Catholic World News News Feature
Archbishop Milingo making unauthorized trip to Africa November 28, 2003
Archbishop Emmanuel Milingo has embarked on a trip to his native Zambia-- against the advice of the Vatican, and despite the opposition of the Zambian bishops' conference.
Archbishop Milingo drew worldwide headlines during the summer of 2001, when he attempted to marry a Korean woman, in a massive ceremony in New York organized by the Unification Church-- better known as the "Moonie" sect. Several weeks later, at an emotional meeting with Pope John Paul II, he expressed his contrition for that action, and sought to restore his regular status as a Catholic bishop. The Zambian bishop subsequently spent a year in seclusion, returning to Rome in the summer of 2002.
Since his return, Archbishop Milingo has been living in a community near Rome, in Zagarolo.
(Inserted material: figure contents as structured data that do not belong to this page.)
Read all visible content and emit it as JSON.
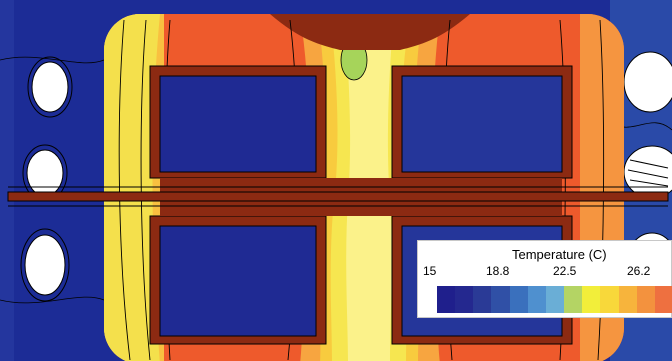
{
  "legend": {
    "title": "Temperature (C)",
    "ticks": [
      "15",
      "18.8",
      "22.5",
      "26.2"
    ],
    "colors": [
      "#1f1f8c",
      "#24288f",
      "#2a3a96",
      "#3050a6",
      "#3a70bd",
      "#4f90cf",
      "#6aaed6",
      "#b4d464",
      "#f2ee3a",
      "#f8d83a",
      "#f7b43c",
      "#f3923e",
      "#ee7040"
    ]
  },
  "colors": {
    "background": "#1c2c96",
    "cold": "#1f2a93",
    "brick": "#8c2a12",
    "hot": "#ee5a2c",
    "warm": "#f59540",
    "yellow": "#f6e650",
    "lightyellow": "#fbf28a",
    "green": "#a6d45a"
  }
}
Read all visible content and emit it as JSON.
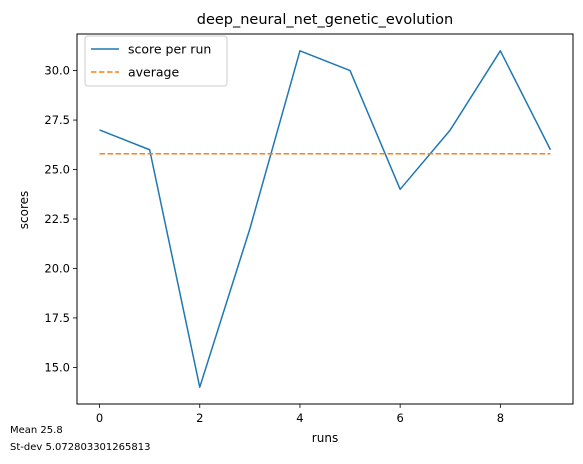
{
  "chart_data": {
    "type": "line",
    "title": "deep_neural_net_genetic_evolution",
    "xlabel": "runs",
    "ylabel": "scores",
    "x": [
      0,
      1,
      2,
      3,
      4,
      5,
      6,
      7,
      8,
      9
    ],
    "x_ticks": [
      0,
      2,
      4,
      6,
      8
    ],
    "x_tick_labels": [
      "0",
      "2",
      "4",
      "6",
      "8"
    ],
    "xlim": [
      -0.45,
      9.45
    ],
    "y_ticks": [
      15.0,
      17.5,
      20.0,
      22.5,
      25.0,
      27.5,
      30.0
    ],
    "y_tick_labels": [
      "15.0",
      "17.5",
      "20.0",
      "22.5",
      "25.0",
      "27.5",
      "30.0"
    ],
    "ylim": [
      13.15,
      31.85
    ],
    "grid": false,
    "legend_position": "top-left",
    "series": [
      {
        "name": "score per run",
        "style": "solid",
        "color": "#1f77b4",
        "values": [
          27,
          26,
          14,
          22,
          31,
          30,
          24,
          27,
          31,
          26
        ]
      },
      {
        "name": "average",
        "style": "dashed",
        "color": "#ff7f0e",
        "values": [
          25.8,
          25.8,
          25.8,
          25.8,
          25.8,
          25.8,
          25.8,
          25.8,
          25.8,
          25.8
        ]
      }
    ]
  },
  "footer": {
    "mean": "Mean 25.8",
    "stdev": "St-dev 5.072803301265813"
  }
}
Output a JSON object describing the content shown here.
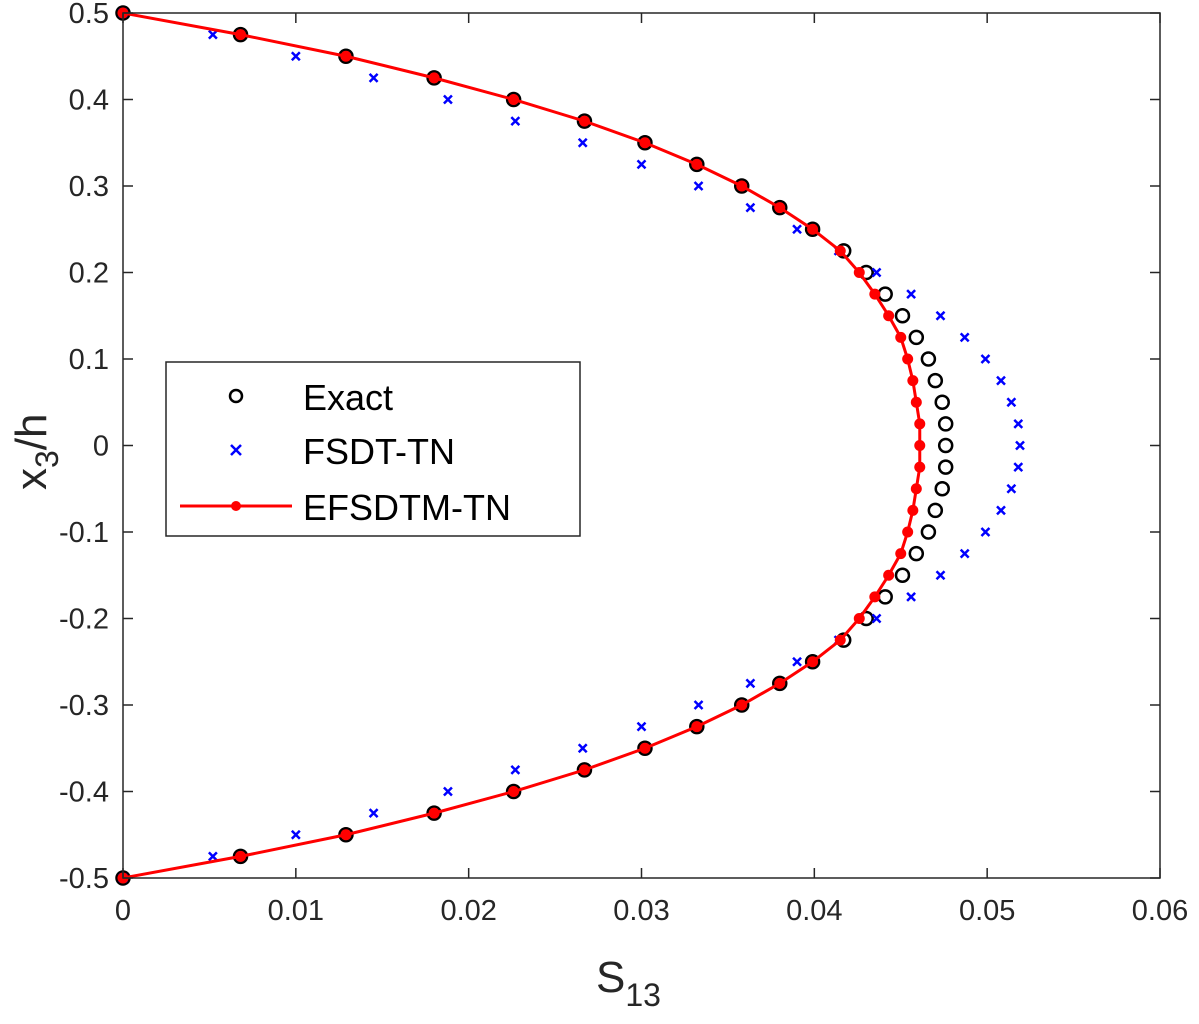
{
  "chart_data": {
    "type": "scatter",
    "title": "",
    "xlabel": "S",
    "xlabel_sub": "13",
    "ylabel": "x",
    "ylabel_sub": "3",
    "ylabel_suffix": "/h",
    "xlim": [
      0,
      0.06
    ],
    "ylim": [
      -0.5,
      0.5
    ],
    "xticks": [
      0,
      0.01,
      0.02,
      0.03,
      0.04,
      0.05,
      0.06
    ],
    "xtick_labels": [
      "0",
      "0.01",
      "0.02",
      "0.03",
      "0.04",
      "0.05",
      "0.06"
    ],
    "yticks": [
      0.5,
      0.4,
      0.3,
      0.2,
      0.1,
      0,
      -0.1,
      -0.2,
      -0.3,
      -0.4,
      -0.5
    ],
    "ytick_labels": [
      "0.5",
      "0.4",
      "0.3",
      "0.2",
      "0.1",
      "0",
      "-0.1",
      "-0.2",
      "-0.3",
      "-0.4",
      "-0.5"
    ],
    "grid": false,
    "legend_position": "center-left",
    "y": [
      0.5,
      0.475,
      0.45,
      0.425,
      0.4,
      0.375,
      0.35,
      0.325,
      0.3,
      0.275,
      0.25,
      0.225,
      0.2,
      0.175,
      0.15,
      0.125,
      0.1,
      0.075,
      0.05,
      0.025,
      0,
      -0.025,
      -0.05,
      -0.075,
      -0.1,
      -0.125,
      -0.15,
      -0.175,
      -0.2,
      -0.225,
      -0.25,
      -0.275,
      -0.3,
      -0.325,
      -0.35,
      -0.375,
      -0.4,
      -0.425,
      -0.45,
      -0.475,
      -0.5
    ],
    "series": [
      {
        "name": "Exact",
        "marker": "circle",
        "color": "#000000",
        "x": [
          0,
          0.0068,
          0.0129,
          0.018,
          0.0226,
          0.0267,
          0.0302,
          0.0332,
          0.0358,
          0.038,
          0.0399,
          0.0417,
          0.043,
          0.0441,
          0.0451,
          0.0459,
          0.0466,
          0.047,
          0.0474,
          0.0476,
          0.0476,
          0.0476,
          0.0474,
          0.047,
          0.0466,
          0.0459,
          0.0451,
          0.0441,
          0.043,
          0.0417,
          0.0399,
          0.038,
          0.0358,
          0.0332,
          0.0302,
          0.0267,
          0.0226,
          0.018,
          0.0129,
          0.0068,
          0
        ]
      },
      {
        "name": "FSDT-TN",
        "marker": "x",
        "color": "#0000ff",
        "x": [
          0,
          0.0052,
          0.01,
          0.0145,
          0.0188,
          0.0227,
          0.0266,
          0.03,
          0.0333,
          0.0363,
          0.039,
          0.0414,
          0.0436,
          0.0456,
          0.0473,
          0.0487,
          0.0499,
          0.0508,
          0.0514,
          0.0518,
          0.0519,
          0.0518,
          0.0514,
          0.0508,
          0.0499,
          0.0487,
          0.0473,
          0.0456,
          0.0436,
          0.0414,
          0.039,
          0.0363,
          0.0333,
          0.03,
          0.0266,
          0.0227,
          0.0188,
          0.0145,
          0.01,
          0.0052,
          0
        ]
      },
      {
        "name": "EFSDTM-TN",
        "marker": "dot-line",
        "color": "#ff0000",
        "x": [
          0,
          0.0068,
          0.0129,
          0.018,
          0.0226,
          0.0267,
          0.0302,
          0.0332,
          0.0358,
          0.038,
          0.0399,
          0.0415,
          0.0426,
          0.0435,
          0.0443,
          0.045,
          0.0454,
          0.0457,
          0.0459,
          0.0461,
          0.0461,
          0.0461,
          0.0459,
          0.0457,
          0.0454,
          0.045,
          0.0443,
          0.0435,
          0.0426,
          0.0415,
          0.0399,
          0.038,
          0.0358,
          0.0332,
          0.0302,
          0.0267,
          0.0226,
          0.018,
          0.0129,
          0.0068,
          0
        ]
      }
    ]
  }
}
But he reportedly found that life overly restrictive, and sought approval from the Congregation for Bishops for a trip to Zambia. The Congregation apparently advised against the trip. Nevertheless, the mercurial archbishop packed his bags and set off for Africa once again.
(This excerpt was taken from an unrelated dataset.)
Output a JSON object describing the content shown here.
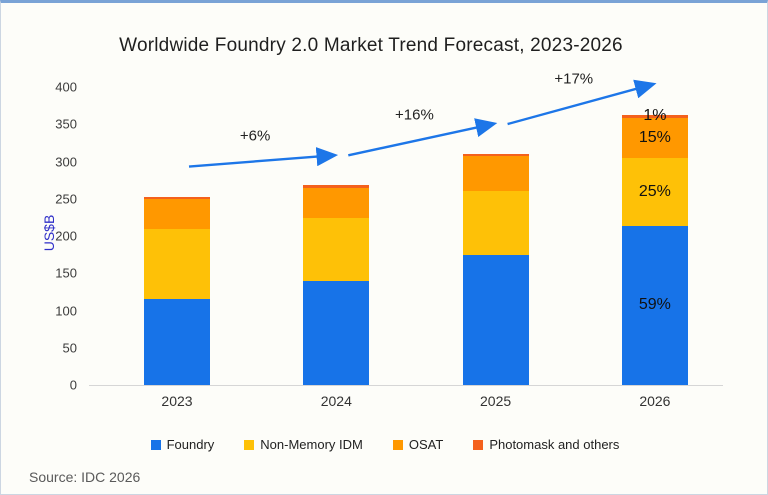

In Zambia, the Catholic bishops' conference also looks askance on the archbishop's visit. Archbishop Milingo had gained an enormous reputation in Zambia for his "healing services," which included some highly unorthodox elements. Eventually, after a series of complaints, he was removed from his post in Zambia and called to Rome-- where his healing services in other Italian dioceses brought new complaints.